Se, pela graça do Senhor, vimos ao Cristo glorioso, correremos atrás dele. O Senhor é digno de que lhe rendamos o nosso coração. É glorioso ter visão celestial, poder ver a palavra do Senhor, poder ver Cristo, e também à igreja como ele a vê.

O perseguidor cativo

Desde aquele dia, Saulo o perseguidor ficou cativo pelo resto de sua vida, e não lhe importava morrer. A morte seria para ele um simples traslado da realidade terrena para a realidade eterna. «Partir e estar com Cristo... é muitíssimo melhor» (Flp. 1:23). Um homem com visão celestial não teme a vida nem a morte; ele sabe perfeitamente para onde vai.

O que é o que nos motiva? São assuntos terrenos, como uma boa profissão ou um bom casamento? Tudo o que é bom e legítimo, ainda é muito pouco para sofrermos por isso. É o mesmo que o mundo procura. Mas somos bem-aventurados se, aquilo que o Senhor fez com Saulo de Tarso, faça também conosco, e em um momento os nossos olhos espirituais se abrem, nosso entendimento é iluminado, e aquela visão celestial passa a ser a inspiração pela qual viveremos o resto de nossa vida nesta terra.

Finalmente, pela misericórdia do Senhor, você e eu somos possuidores deste mesmo tesouro. Somos privilegiados.  Temos de permanecer na visão celestial. Que a nova geração se sature também disto; que a visão também lhes apanhe. Este ensino é para entesourá-la. Que o Espírito do Senhor socorra a todos.

Três vezes relatada

O irmão Stephen Kaung diz que quando Deus fala uma vez, você poderia duvidar. Porque talvez esse dia, você não estava de bom ânimo, e a palavra não foi bem recebida. Entretanto, se Deus falar duas vezes, já é algo mais sério, porque significa que ele está nos chamando a atenção pela segunda vez.  Mas, quando Deus nos fala pela terceira vez, então, significa que ele quer que, aquilo que ele falou, seja parte nossa.

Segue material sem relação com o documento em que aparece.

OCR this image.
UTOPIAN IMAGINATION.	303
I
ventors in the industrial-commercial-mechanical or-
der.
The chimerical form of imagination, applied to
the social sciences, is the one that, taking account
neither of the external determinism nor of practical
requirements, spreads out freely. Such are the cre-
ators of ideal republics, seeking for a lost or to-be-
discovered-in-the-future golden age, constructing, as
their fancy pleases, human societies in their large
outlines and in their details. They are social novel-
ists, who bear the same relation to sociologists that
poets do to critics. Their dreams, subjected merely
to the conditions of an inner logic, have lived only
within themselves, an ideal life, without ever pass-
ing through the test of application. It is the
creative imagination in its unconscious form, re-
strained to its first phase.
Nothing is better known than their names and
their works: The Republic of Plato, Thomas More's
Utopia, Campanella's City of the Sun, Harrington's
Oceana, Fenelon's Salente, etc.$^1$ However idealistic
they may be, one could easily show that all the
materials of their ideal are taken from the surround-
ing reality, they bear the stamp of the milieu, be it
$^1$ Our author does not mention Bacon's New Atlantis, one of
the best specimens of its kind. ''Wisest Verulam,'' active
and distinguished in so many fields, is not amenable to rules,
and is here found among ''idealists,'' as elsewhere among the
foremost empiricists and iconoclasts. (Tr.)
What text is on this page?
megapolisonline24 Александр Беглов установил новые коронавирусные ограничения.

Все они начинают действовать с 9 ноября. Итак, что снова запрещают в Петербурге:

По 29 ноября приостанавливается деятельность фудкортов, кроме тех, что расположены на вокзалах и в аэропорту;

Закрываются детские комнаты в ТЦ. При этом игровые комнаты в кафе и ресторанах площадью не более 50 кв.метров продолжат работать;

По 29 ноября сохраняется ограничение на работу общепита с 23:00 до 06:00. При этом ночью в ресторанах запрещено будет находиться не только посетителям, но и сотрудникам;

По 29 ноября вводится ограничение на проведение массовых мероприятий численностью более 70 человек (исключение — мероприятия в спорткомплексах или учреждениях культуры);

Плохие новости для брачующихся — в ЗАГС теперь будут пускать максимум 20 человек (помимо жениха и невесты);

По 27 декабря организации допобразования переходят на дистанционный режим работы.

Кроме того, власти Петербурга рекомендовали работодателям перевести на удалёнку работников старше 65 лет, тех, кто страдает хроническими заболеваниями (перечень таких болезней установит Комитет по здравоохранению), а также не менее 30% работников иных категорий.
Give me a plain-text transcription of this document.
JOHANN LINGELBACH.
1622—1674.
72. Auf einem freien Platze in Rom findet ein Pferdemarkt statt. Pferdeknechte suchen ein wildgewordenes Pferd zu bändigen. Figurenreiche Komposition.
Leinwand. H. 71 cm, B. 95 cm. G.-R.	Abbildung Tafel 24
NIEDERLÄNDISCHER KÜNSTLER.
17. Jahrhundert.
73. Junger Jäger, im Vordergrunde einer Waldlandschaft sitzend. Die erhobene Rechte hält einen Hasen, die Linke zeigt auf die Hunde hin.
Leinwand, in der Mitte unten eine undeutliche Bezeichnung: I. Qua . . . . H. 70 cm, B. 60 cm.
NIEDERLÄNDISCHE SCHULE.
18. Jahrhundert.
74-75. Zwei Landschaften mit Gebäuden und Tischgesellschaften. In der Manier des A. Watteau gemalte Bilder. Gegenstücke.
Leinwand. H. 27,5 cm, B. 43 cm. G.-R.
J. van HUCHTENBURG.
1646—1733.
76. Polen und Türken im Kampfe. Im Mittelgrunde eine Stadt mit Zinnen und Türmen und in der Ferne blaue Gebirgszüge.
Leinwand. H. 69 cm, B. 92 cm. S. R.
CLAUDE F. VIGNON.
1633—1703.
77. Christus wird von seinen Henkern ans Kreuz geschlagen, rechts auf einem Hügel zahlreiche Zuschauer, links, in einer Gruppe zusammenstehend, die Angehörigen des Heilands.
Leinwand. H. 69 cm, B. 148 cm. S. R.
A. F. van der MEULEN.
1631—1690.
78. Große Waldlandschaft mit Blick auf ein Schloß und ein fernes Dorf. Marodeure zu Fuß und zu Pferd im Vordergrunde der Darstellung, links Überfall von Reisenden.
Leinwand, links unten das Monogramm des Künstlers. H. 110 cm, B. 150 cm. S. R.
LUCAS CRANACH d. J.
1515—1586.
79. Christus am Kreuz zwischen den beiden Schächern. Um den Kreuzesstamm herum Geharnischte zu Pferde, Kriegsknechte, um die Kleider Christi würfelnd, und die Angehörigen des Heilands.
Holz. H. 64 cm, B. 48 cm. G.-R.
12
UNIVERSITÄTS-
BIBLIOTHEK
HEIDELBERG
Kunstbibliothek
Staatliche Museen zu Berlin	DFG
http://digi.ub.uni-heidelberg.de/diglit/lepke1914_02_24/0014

Em Atos, a visão celestial de Paulo é relatada três vezes. A primeira vez é narrada por Lucas, e este dá detalhes de Cristo e a igreja que não são dadas nas outras duas passagens (9:1-19). A segunda vez é quando Paulo se defende, e acusa os judeus, e eles terminam lhe aborrecendo ainda mais (22:1-22).

E a terceira vez é aos gentios, ao rei Agripa. Aquela foi uma reunião com muita pompa. Era uma audiência com os principais homens da cidade, por mandato de Festo. Não foi um encontro casual com o rei Agripa. No contexto de Atos capítulos 25 e 26, vemos o império romano, quer dizer, os gentios todos representados ali. Quanto nos interessa tudo isto!

Duas partes

Lucas relata o que aconteceu com Ananias, como este orou, e como o Senhor respondeu – porque o Senhor responde à igreja. «Senhor, a muitos ouvi acerca desse homem, quantos males tem feito aos teus santos em Jerusalém» (Atos. 9:13). O Senhor respondeu: «Vai, porque este é para mim um instrumento escolhido» (9:15). E a igreja, representada por Ananias, obedece ao Senhor. E quando chega onde Saulo está, diz-lhe: «Irmão Saulo». Impõe-lhe as mãos, e Saulo recebe o Espírito Santo, não no caminho de Damasco, mas na cidade de Damasco, quando tem contato ali com a igreja local.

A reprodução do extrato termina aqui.